GRANDE PRÊMIO DO JÚRI: Reality, de Matteo Garrone

PRÊMIO DO JÚRI: The Angels’ Share, de Ken Loach

MELHOR DIRETOR: Carlos Reygadas (Post Tenebras Lux)

MELHOR ATOR: Mads Mikkelsen (The Hunt)

MELHOR ATRIZ: Cristina Flutur e Cosmina Stratan (Beyond the Hills)

MELHOR ROTEIRO: Cristian Mungiu (Beyond the Hills)

CAMERA D’OR: Beasts of the Southern Wild, de Benh Zeitlin

Grande Prêmio do Júri: Reality, de Matteo Garrone

Obviamente, como toda premiação e competição, não tem como agradar gregos e troianos, ainda mais em se tratando de Arte. A imprensa internacional reportou algumas críticas, sendo a ausência total de filmes franceses nessa seleção a maior delas. Entre eles, Holy Motors, de Leos Carax, foi a ausência mais sentida. Jean-Paul Gaultier, um dos membros do júri, justificou numa entrevista que, apesar de gostar bastante de filmes franceses, os indicados não agradaram o suficiente para ganharem um prêmio. E Moretti revelou que gostaria de premiar o filme Reality, de Matteo Garrone, com a Palma de Ouro, mas ponderou ao prever uma possível retaliação da mídia ao premiar um filme de seu conterrâneo. “Teria sido patriotada entre italianos”. E o Prêmio do Júri consagrou uma comédia do engajado diretor britânico Ken Loach: “The Angels’ Share é uma comédia muito humana e divertida”,

Controvérsias à parte, esta é a segunda Palma de Ouro do diretor alemão Michael Haneke. Ele ganhou a primeira vez há 3 anos pelo filme A Fita Branca, que chegou a concorrer ao Oscar de Filme Estrangeiro. Assim, ele integra uma ilustre lista de autores que venceram o prêmio máximo de Cannes 2 vezes que incluem: Jean-Pierre e Luc Dardenne, Emir Kusturica, Bille August e Francis Ford Coppola. Segundo o júri, o filme Amour deve grande parte de seus méritos ao casal de atores Jean-Louis Trintignant e Emmanuelle Riva, que interpretam Georges e Anne, um casal de idosos na casa dos 80 anos, que terão seus laços de amor testados quando ela sofre um ataque cardíaco.

Os atores Jean-Louis Trintignant e Emmanuelle Riva são aplaudidíssimos em Cannes

Desde 1997, com o polêmico filme Violência Gratuita (Funny Games), Haneke vem chamando a atenção como um cineasta que gosta de explorar temas aparentemente gratuitos mas sob um olhar diferenciado que normalmente dialoga com a própria linguagem do cinema. Foi assim com Código Desconhecido e Caché. E como o Festival de Cannes sempre buscou um cinema inovador, Haneke é novamente honrado.

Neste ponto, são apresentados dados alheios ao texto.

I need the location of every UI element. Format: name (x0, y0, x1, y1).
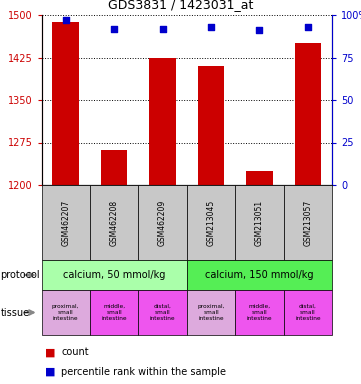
Point (160, 25, 165, 31)
Point (257, 27, 262, 33)
Text: GDS3831 / 1423031_at: GDS3831 / 1423031_at (108, 0, 253, 11)
Text: GSM213057: GSM213057 (303, 199, 312, 246)
Text: protocol: protocol (0, 270, 40, 280)
Bar (149, 58, 176, 185)
Text: percentile rank within the sample: percentile rank within the sample (61, 367, 226, 377)
Text: distal,
small
intestine: distal, small intestine (150, 304, 175, 321)
Text: GSM213051: GSM213051 (255, 199, 264, 245)
Text: calcium, 50 mmol/kg: calcium, 50 mmol/kg (63, 270, 165, 280)
Text: GSM462209: GSM462209 (158, 199, 167, 246)
Point (63, 17, 69, 23)
Text: GSM462207: GSM462207 (61, 199, 70, 246)
Text: GSM213045: GSM213045 (206, 199, 216, 246)
Text: tissue: tissue (0, 308, 30, 318)
Text: middle,
small
intestine: middle, small intestine (247, 304, 272, 321)
Text: middle,
small
intestine: middle, small intestine (101, 304, 127, 321)
Bar (101, 150, 127, 185)
Point (111, 25, 117, 31)
Bar (198, 66, 224, 185)
Bar (295, 43, 321, 185)
Text: ■: ■ (45, 347, 56, 357)
Text: count: count (61, 347, 89, 357)
Text: ■: ■ (45, 367, 56, 377)
Text: proximal,
small
intestine: proximal, small intestine (197, 304, 225, 321)
Text: distal,
small
intestine: distal, small intestine (295, 304, 321, 321)
Point (305, 24, 311, 30)
Text: proximal,
small
intestine: proximal, small intestine (52, 304, 79, 321)
Bar (246, 171, 273, 185)
Point (208, 24, 214, 30)
Text: calcium, 150 mmol/kg: calcium, 150 mmol/kg (205, 270, 314, 280)
Text: GSM462208: GSM462208 (110, 199, 119, 245)
Bar (52, 22, 79, 185)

Outro destaque do festival foi o diretor romeno Cristian Mungiu, que venceu a Palma de Ouro em 2007 pelo 4 Meses, 3 Semanas e 2 Dias sobre aborto. Nesta edição, seu filme faturou 2 prêmios: Melhor Atriz (com um empate técnico de Cristina Flutur e Cosmina Stratan) e Melhor Roteiro. Beyond the Hills conta uma história inspirada em caso real de exorcismo na Romênia que terminou na trágica morte da jovem em 2005. Mungiu defende seu filme ao revelar que gostaria de fazer um filme sobre a atualidade e a obediência cega às religiões. Particularmente, acho muito interessante ter um filme sobre exorcismo sob uma visão mais crítica do que o habitual filme de terror.

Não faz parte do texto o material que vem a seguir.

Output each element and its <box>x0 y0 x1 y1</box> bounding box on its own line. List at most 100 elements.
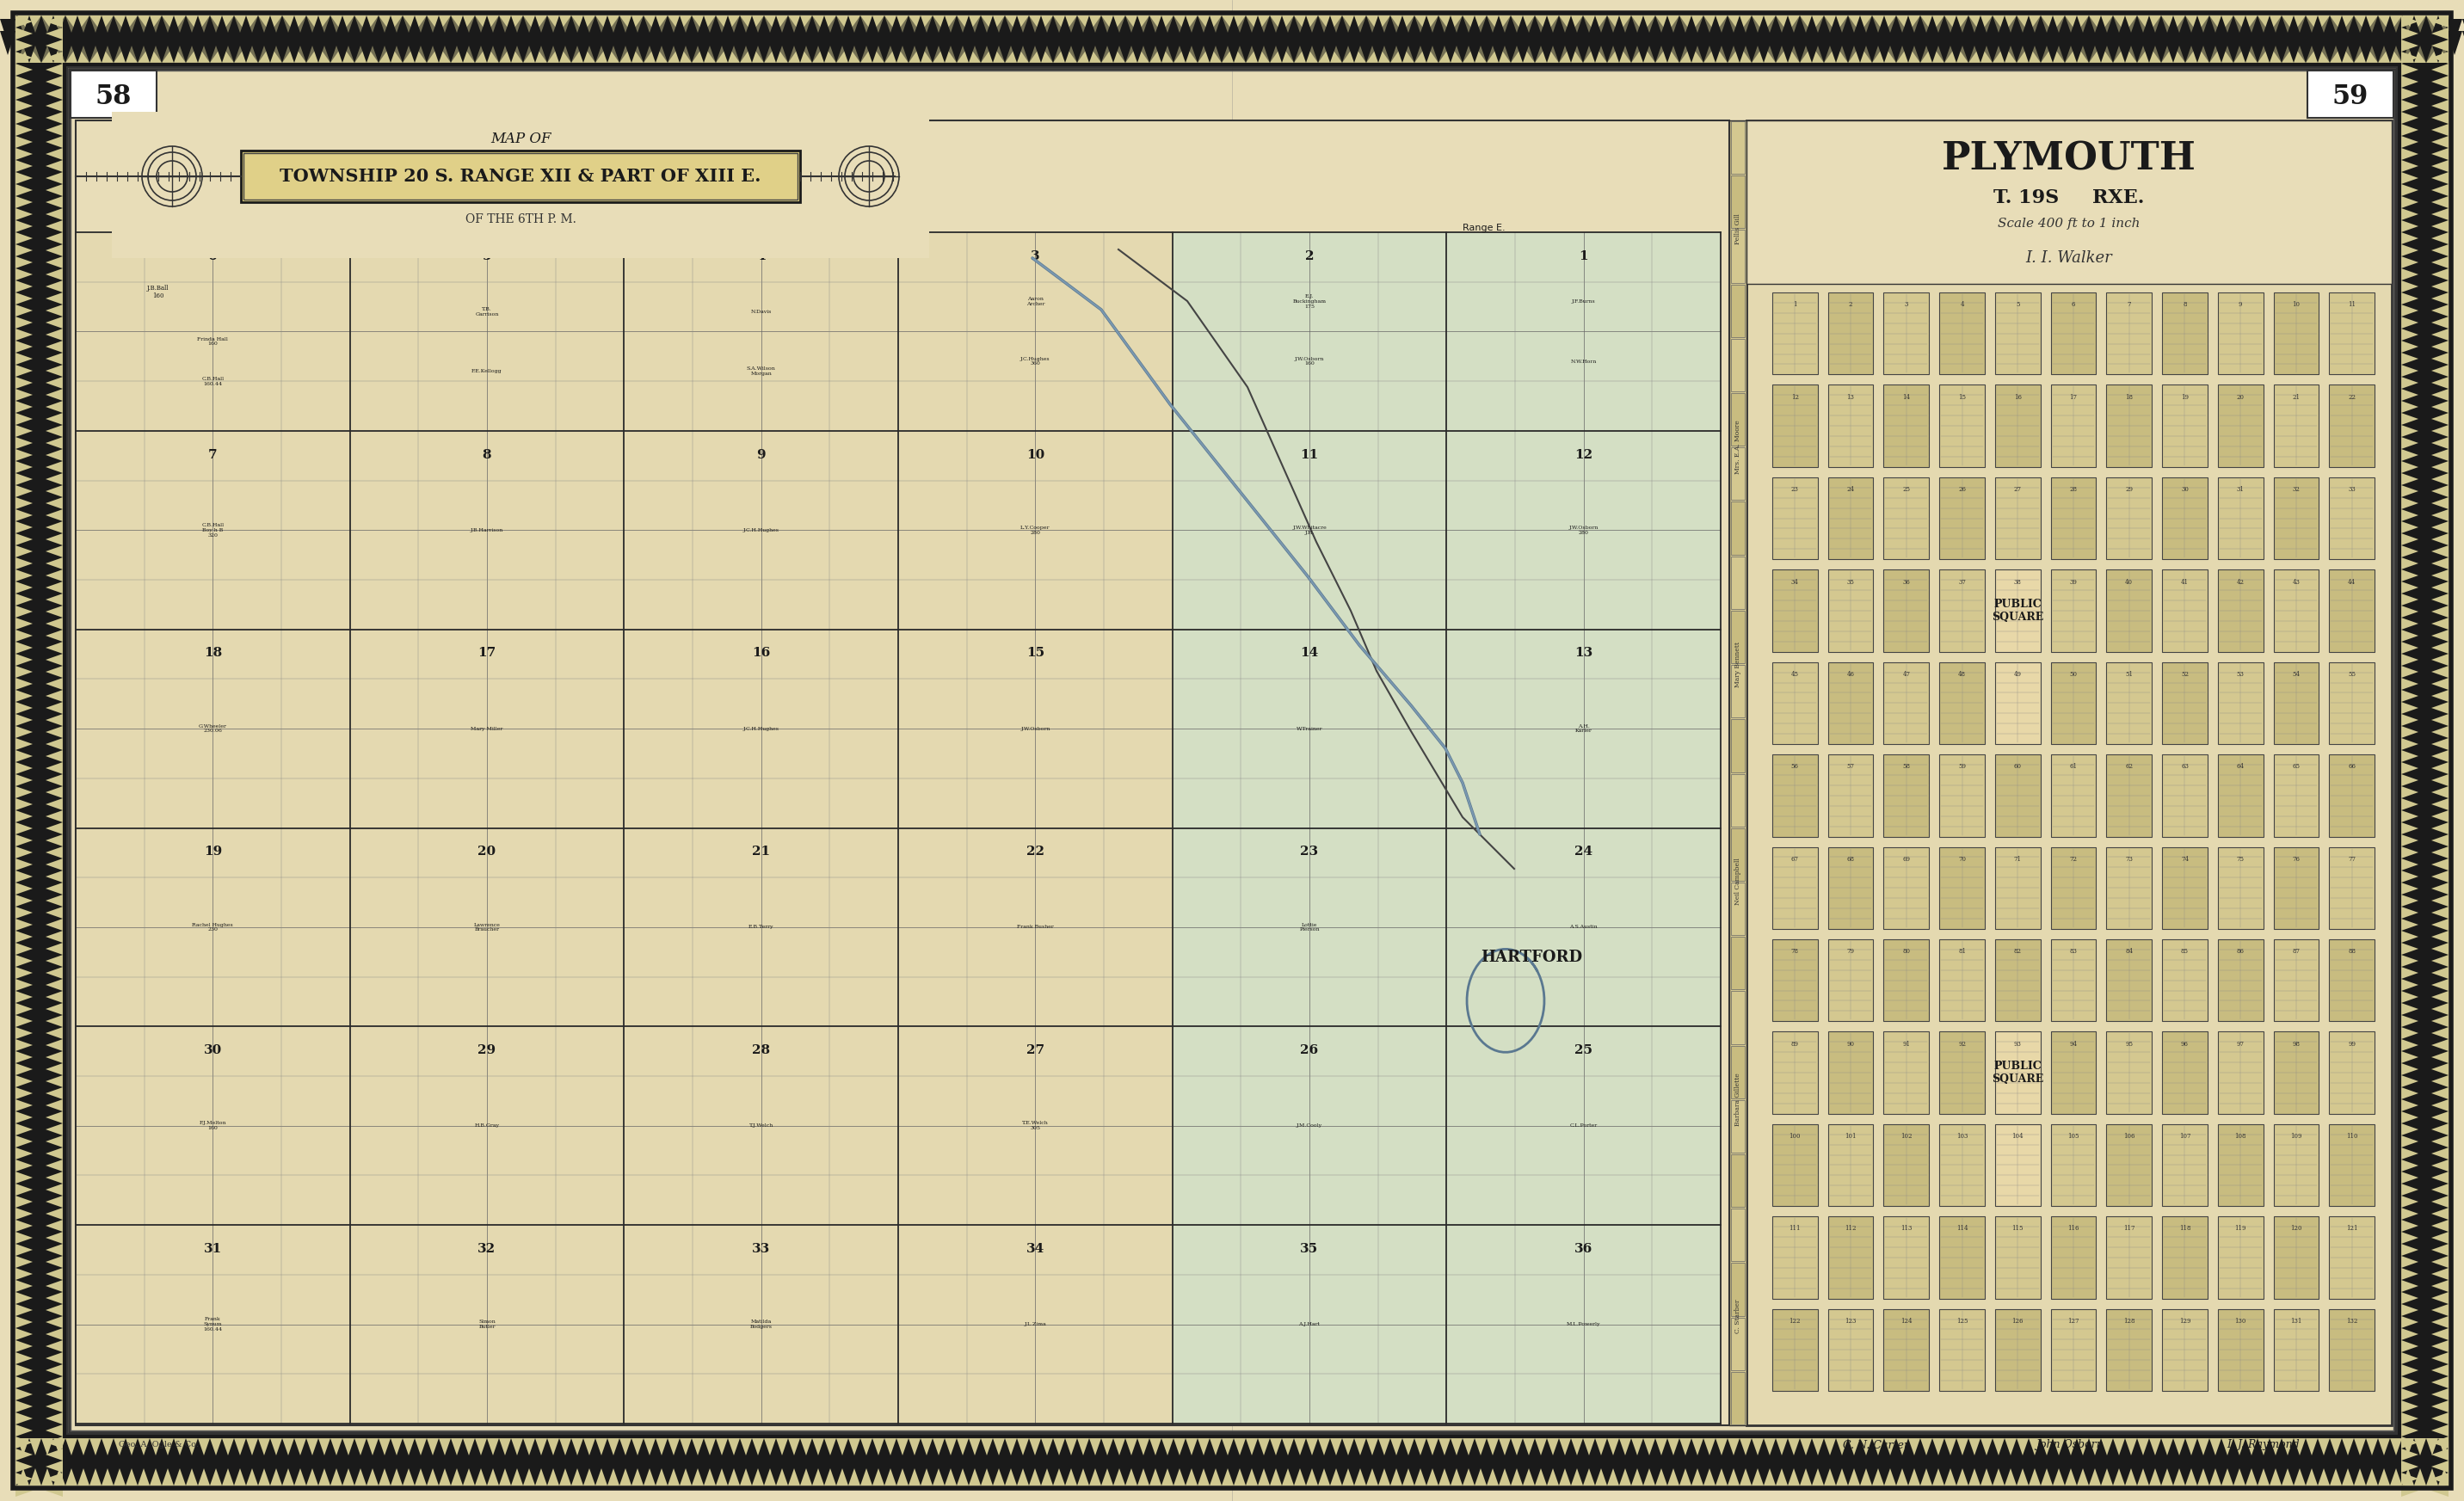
Polygon shape <box>853 20 867 44</box>
Polygon shape <box>2006 15 2016 33</box>
Polygon shape <box>2294 1438 2306 1456</box>
Polygon shape <box>259 15 271 33</box>
Text: T.B.
Garrison: T.B. Garrison <box>476 308 498 317</box>
Polygon shape <box>2432 389 2449 401</box>
Bar <box>1732 1318 1745 1370</box>
Polygon shape <box>2402 197 2417 209</box>
Polygon shape <box>379 15 402 63</box>
Polygon shape <box>1077 15 1101 63</box>
Polygon shape <box>1486 1438 1498 1456</box>
Polygon shape <box>1234 1468 1247 1486</box>
Polygon shape <box>15 161 32 173</box>
Polygon shape <box>2432 907 2449 919</box>
Polygon shape <box>2065 1438 2077 1456</box>
Bar <box>2050 293 2097 375</box>
Polygon shape <box>1680 1468 1690 1486</box>
Polygon shape <box>510 1468 522 1486</box>
Polygon shape <box>2114 45 2124 63</box>
Polygon shape <box>2378 45 2390 63</box>
Polygon shape <box>1486 45 1498 63</box>
Polygon shape <box>2402 1063 2417 1075</box>
Polygon shape <box>2432 365 2449 377</box>
Polygon shape <box>944 20 961 44</box>
Polygon shape <box>1631 15 1643 33</box>
Polygon shape <box>1799 1438 1811 1456</box>
Text: 11: 11 <box>2348 302 2356 308</box>
Polygon shape <box>2006 45 2016 63</box>
Polygon shape <box>2432 1087 2449 1099</box>
Polygon shape <box>2432 581 2449 593</box>
Polygon shape <box>1114 45 1126 63</box>
Polygon shape <box>185 45 197 63</box>
Polygon shape <box>2432 1135 2449 1147</box>
Text: 55: 55 <box>2348 671 2356 678</box>
Polygon shape <box>488 1438 500 1456</box>
Polygon shape <box>897 15 909 33</box>
Polygon shape <box>1207 32 1225 56</box>
Polygon shape <box>2183 20 2198 44</box>
Polygon shape <box>1680 15 1703 63</box>
Text: 115: 115 <box>2013 1225 2023 1232</box>
Polygon shape <box>1363 20 1377 44</box>
Polygon shape <box>15 702 32 714</box>
Polygon shape <box>15 629 32 642</box>
Polygon shape <box>15 293 32 305</box>
Polygon shape <box>15 521 32 533</box>
Polygon shape <box>2432 943 2449 955</box>
Polygon shape <box>500 15 510 33</box>
Polygon shape <box>1897 15 1907 33</box>
Polygon shape <box>2402 401 2417 413</box>
Polygon shape <box>15 1220 32 1232</box>
Polygon shape <box>1547 32 1565 56</box>
Polygon shape <box>1533 32 1547 56</box>
Text: C.B.Hall
Boy h B
320: C.B.Hall Boy h B 320 <box>202 522 224 537</box>
Polygon shape <box>2432 87 2449 99</box>
Text: Mary Miller: Mary Miller <box>471 726 503 731</box>
Polygon shape <box>15 666 32 678</box>
Polygon shape <box>357 20 372 44</box>
Polygon shape <box>2402 569 2417 581</box>
Polygon shape <box>47 461 62 473</box>
Polygon shape <box>1414 1468 1427 1486</box>
Polygon shape <box>2432 1328 2449 1340</box>
Polygon shape <box>1257 45 1269 63</box>
Polygon shape <box>618 1438 631 1456</box>
Polygon shape <box>618 32 636 56</box>
Text: M.L.Powerly: M.L.Powerly <box>1567 1322 1602 1327</box>
Polygon shape <box>310 20 325 44</box>
Polygon shape <box>1414 1438 1427 1456</box>
Polygon shape <box>1560 1438 1572 1456</box>
Bar <box>2107 662 2151 744</box>
Polygon shape <box>283 15 293 33</box>
Polygon shape <box>1823 45 1836 63</box>
Polygon shape <box>414 15 426 33</box>
Text: 123: 123 <box>1846 1318 1855 1324</box>
Polygon shape <box>1409 20 1424 44</box>
Polygon shape <box>2124 1438 2136 1456</box>
Polygon shape <box>15 750 32 763</box>
Polygon shape <box>712 20 727 44</box>
Bar <box>76 431 350 629</box>
Polygon shape <box>1185 45 1198 63</box>
Text: 119: 119 <box>2235 1225 2247 1232</box>
Polygon shape <box>1641 20 1656 44</box>
Polygon shape <box>2198 1468 2210 1486</box>
Polygon shape <box>15 149 32 161</box>
Polygon shape <box>101 1438 113 1456</box>
Polygon shape <box>15 281 32 293</box>
Polygon shape <box>1148 15 1173 63</box>
Polygon shape <box>547 1438 559 1456</box>
Polygon shape <box>47 979 62 991</box>
Polygon shape <box>47 545 62 557</box>
Polygon shape <box>922 1468 931 1486</box>
Polygon shape <box>15 63 32 75</box>
Text: 12: 12 <box>1574 449 1592 461</box>
Bar <box>2161 755 2208 836</box>
Polygon shape <box>2245 1468 2257 1486</box>
Text: Frank Busher: Frank Busher <box>1018 925 1055 929</box>
Polygon shape <box>968 15 981 33</box>
Polygon shape <box>2089 15 2102 33</box>
Polygon shape <box>2402 617 2417 629</box>
Polygon shape <box>1101 1468 1114 1486</box>
Text: 97: 97 <box>2237 1040 2245 1048</box>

O diretor Cristian Mungiu no meio de suas atrizes novatas Flutur e Stratan

Já o dinamarquês Mads Mikkelsen, mais conhecido por ter interpretado o vilão Le Chiffre de 007 Cassino Royale, levou o prêmio de ator. Porém, ressalta que seu papel em The Hunt de abusador de criança foi um desafio muito grande. “O interessante do filme é tratar de abuso infantil sem acusações”, elogiou o ator.

Mads Mikkelsen recebe o prêmio da atriz Gong Li

E apesar da predominância de filmes americanos, nenhum deles recebeu prêmios. Obviamente, muitos foram bem comentados como Cosmópolis, do Cronenberg e The Paperboy, de Lee Daniels, mas saíram todos de mãos abanando. E o filme de Walter Salles, Na Estrada, foi bem recebido, contudo os membros do júri comentaram que adaptar uma obra de Jack Kerouac para o cinema é praticamente impossível. Sobre esse “esquecimento” de alguns desses diretores renomados, Moretti  tentou justificar polidamente: “Muitos diretores nos pareceram mais comprometidos com o próprio estilo do que em dar testemunhos sobre a realidade ou seus personagens”.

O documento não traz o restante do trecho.